Un réfugié syrien de 27 ans souffrant de troubles psychiatriques est mort ce dimanche dans l'explosion qu'il a provoquée devant un restaurant à proximité d'un festival à Ansbach.

"Il s'agit malheureusement d'un nouvel attentat terrible, qui à coup sûr accroît l'inquiétude des gens", a expliqué le ministre de l'Intérieur du Land de Bavière, Joachim Herrmann.
"Il s'agit malheureusement d'un nouvel attentat terrible, qui à coup sûr accroît l'inquiétude des gens", a expliqué le ministre de l'Intérieur du Land de Bavière, Joachim Herrmann. © Maxppp / DANIEL KARMANN

"Il s'agit malheureusement d'un nouvel attentat terrible, qui à coup sûr accroît l'inquiétude des gens", a expliqué le ministre de l'Intérieur du Land de Bavière, Joachim Herrmann. Ce demandeur d'asile, dont la demande avait été rejetée il y a un an, a blessé 12 personnes, dont trois grièvement. Le directeur adjoint de la police d'Ansbach, Roman Fertinger, a évoqué des pièces de métal ajoutées à l'explosif.

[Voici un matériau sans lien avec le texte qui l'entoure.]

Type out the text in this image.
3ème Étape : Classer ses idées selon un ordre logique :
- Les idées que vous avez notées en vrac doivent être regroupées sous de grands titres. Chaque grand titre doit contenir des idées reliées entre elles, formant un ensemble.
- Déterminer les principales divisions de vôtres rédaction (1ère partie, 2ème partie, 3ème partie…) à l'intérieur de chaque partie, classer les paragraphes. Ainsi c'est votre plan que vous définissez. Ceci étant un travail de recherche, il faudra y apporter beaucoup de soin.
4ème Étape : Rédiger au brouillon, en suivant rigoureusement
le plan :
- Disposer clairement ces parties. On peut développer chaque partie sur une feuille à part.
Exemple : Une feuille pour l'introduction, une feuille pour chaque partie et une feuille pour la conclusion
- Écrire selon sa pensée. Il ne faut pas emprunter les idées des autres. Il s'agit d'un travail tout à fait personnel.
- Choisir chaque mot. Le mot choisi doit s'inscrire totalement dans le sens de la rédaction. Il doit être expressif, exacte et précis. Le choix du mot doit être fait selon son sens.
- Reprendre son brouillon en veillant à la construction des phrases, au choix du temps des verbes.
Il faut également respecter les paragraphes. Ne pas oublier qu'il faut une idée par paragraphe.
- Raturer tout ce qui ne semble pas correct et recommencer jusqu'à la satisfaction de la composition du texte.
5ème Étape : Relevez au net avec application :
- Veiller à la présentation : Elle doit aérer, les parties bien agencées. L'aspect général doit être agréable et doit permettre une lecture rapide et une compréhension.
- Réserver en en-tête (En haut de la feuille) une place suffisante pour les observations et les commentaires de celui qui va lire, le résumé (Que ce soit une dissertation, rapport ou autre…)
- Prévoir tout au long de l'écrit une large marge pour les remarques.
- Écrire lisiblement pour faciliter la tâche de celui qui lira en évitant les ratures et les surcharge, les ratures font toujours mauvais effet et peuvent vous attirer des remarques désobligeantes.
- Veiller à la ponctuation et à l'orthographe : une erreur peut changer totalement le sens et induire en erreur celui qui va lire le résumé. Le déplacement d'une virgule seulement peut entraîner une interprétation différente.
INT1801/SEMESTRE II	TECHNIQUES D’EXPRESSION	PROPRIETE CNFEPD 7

L'auteur de l'explosion souhaitait "empêcher" la tenue du festival de musique auquel participaient plus de 2.500 personnes. Il a vainement tenté d’entrer dans l’enceinte du festival sans y parvenir faute de ticket. Vers 22 heures, la bombe a explosé. Cet homme résidait à Ansbach. Par deux fois, il avait tenté de se suicider à la suite de quoi, il avait séjourné dans une clinique psychiatrique, ont précisé les autorités allemandes.

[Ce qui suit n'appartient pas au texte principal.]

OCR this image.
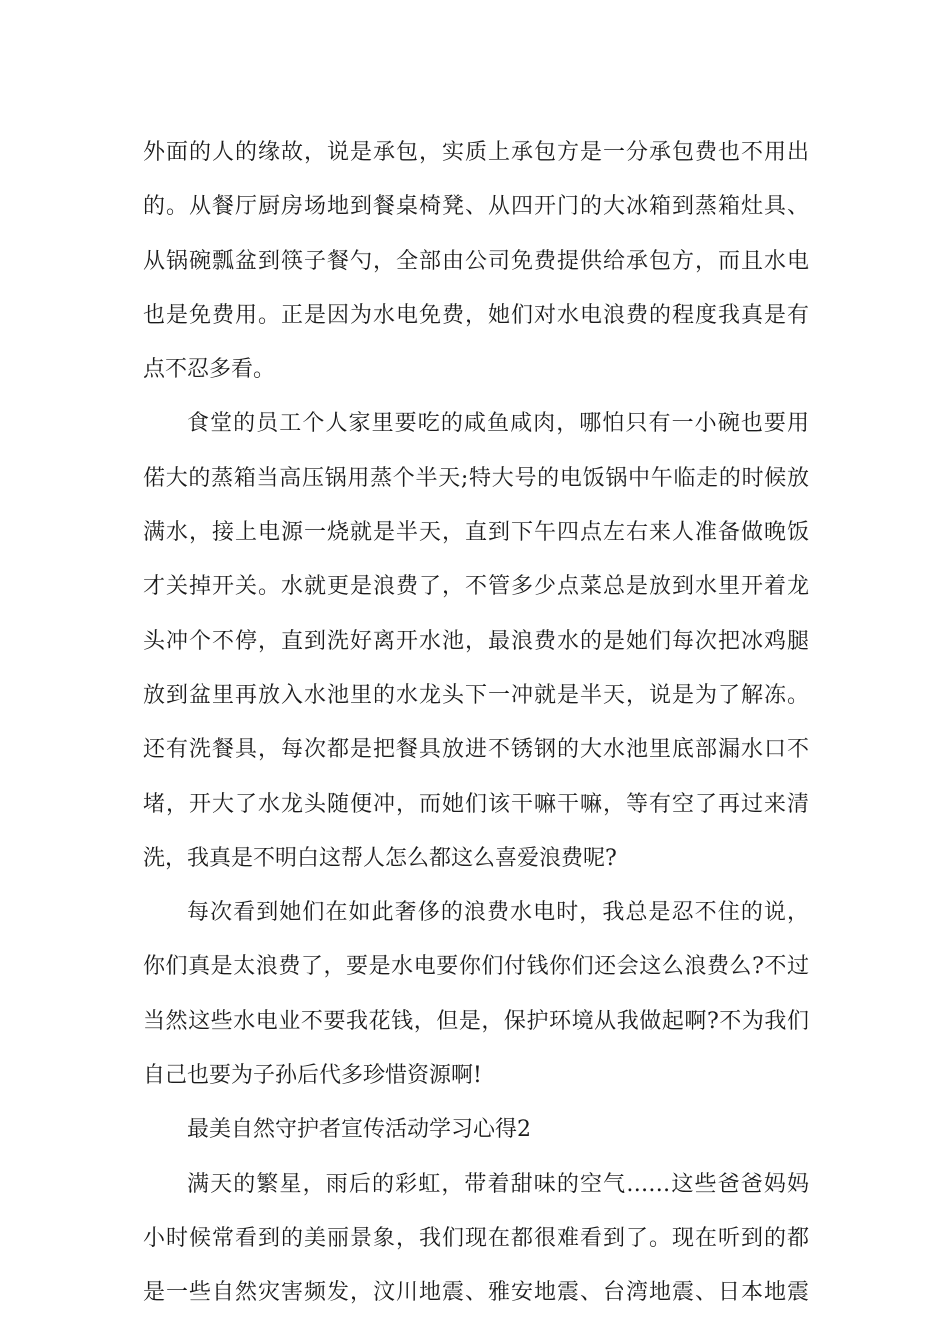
外面的人的缘故，说是承包，实质上承包方是一分承包费也不用出
的。从餐厅厨房场地到餐桌椅凳、从四开门的大冰箱到蒸箱灶具、
从锅碗瓢盆到筷子餐勺，全部由公司免费提供给承包方，而且水电
也是免费用。正是因为水电免费，她们对水电浪费的程度我真是有
点不忍多看。
食堂的员工个人家里要吃的咸鱼咸肉，哪怕只有一小碗也要用
偌大的蒸箱当高压锅用蒸个半天;特大号的电饭锅中午临走的时候放
满水，接上电源一烧就是半天，直到下午四点左右来人准备做晚饭
才关掉开关。水就更是浪费了，不管多少点菜总是放到水里开着龙
头冲个不停，直到洗好离开水池，最浪费水的是她们每次把冰鸡腿
放到盆里再放入水池里的水龙头下一冲就是半天，说是为了解冻。
还有洗餐具，每次都是把餐具放进不锈钢的大水池里底部漏水口不
堵，开大了水龙头随便冲，而她们该干嘛干嘛，等有空了再过来清
洗，我真是不明白这帮人怎么都这么喜爱浪费呢?
每次看到她们在如此奢侈的浪费水电时，我总是忍不住的说，
你们真是太浪费了，要是水电要你们付钱你们还会这么浪费么?不过
当然这些水电业不要我花钱，但是，保护环境从我做起啊?不为我们
自己也要为子孙后代多珍惜资源啊!
最美自然守护者宣传活动学习心得2
满天的繁星，雨后的彩虹，带着甜味的空气……这些爸爸妈妈
小时候常看到的美丽景象，我们现在都很难看到了。现在听到的都
是一些自然灾害频发，汶川地震、雅安地震、台湾地震、日本地震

Cet attentat survient en Allemagne dans un contexte particulièrement tragique. A Munich, vendredi soir, l’attaque meurtrière d’un déséquilibré a fait 9 morts et 11 blessés. Le 18 juillet, un demandeur d'asile a blessé à la hache cinq personnes dans un train à Wurtzbourg, lors d'une attaque revendiquée par le groupe jihadiste. Cette accumulation est susceptible de redonner de l'ardeur aux opposants à la politique d'ouverture de la chancelière Angela Merkel à l'égard des réfugiés en 2015.

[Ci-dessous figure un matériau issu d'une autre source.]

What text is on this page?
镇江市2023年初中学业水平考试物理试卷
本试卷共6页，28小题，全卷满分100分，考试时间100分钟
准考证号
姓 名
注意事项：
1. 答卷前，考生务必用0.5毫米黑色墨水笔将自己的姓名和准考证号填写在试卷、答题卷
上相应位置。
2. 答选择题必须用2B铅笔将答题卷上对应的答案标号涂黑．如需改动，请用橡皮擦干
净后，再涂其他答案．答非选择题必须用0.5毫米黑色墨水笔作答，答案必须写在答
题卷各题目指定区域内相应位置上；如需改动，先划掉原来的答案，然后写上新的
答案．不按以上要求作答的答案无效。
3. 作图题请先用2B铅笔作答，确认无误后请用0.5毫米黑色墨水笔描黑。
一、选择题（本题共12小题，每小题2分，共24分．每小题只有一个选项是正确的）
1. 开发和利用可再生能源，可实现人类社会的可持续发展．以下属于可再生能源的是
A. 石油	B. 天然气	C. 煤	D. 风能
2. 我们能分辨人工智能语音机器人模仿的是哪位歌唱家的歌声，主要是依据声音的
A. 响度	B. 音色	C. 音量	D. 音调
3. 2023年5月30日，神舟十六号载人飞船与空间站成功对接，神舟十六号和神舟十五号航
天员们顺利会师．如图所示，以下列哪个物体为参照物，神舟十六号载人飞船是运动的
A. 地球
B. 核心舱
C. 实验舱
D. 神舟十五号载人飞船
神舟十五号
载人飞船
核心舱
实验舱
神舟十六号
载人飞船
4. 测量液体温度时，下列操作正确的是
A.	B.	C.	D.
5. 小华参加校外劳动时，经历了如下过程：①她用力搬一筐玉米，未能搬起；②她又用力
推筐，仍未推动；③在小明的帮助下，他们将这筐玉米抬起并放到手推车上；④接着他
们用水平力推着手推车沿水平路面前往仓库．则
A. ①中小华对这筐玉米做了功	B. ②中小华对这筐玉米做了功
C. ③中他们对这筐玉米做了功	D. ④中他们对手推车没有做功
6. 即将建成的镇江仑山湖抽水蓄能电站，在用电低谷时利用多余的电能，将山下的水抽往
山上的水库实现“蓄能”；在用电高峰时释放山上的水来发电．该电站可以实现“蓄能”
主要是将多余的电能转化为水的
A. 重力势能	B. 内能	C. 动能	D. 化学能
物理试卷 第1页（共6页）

La Bavière, où se sont déroulées ces tragédies, est à la fois la porte d'entrée en Allemagne des migrants et une région dirigée par les plus farouches opposants à l’accueil des réfugiés. Le parti conservateur" CSU exige à nouveau depuis la semaine dernière un plafonnement de leur nombre en Allemagne.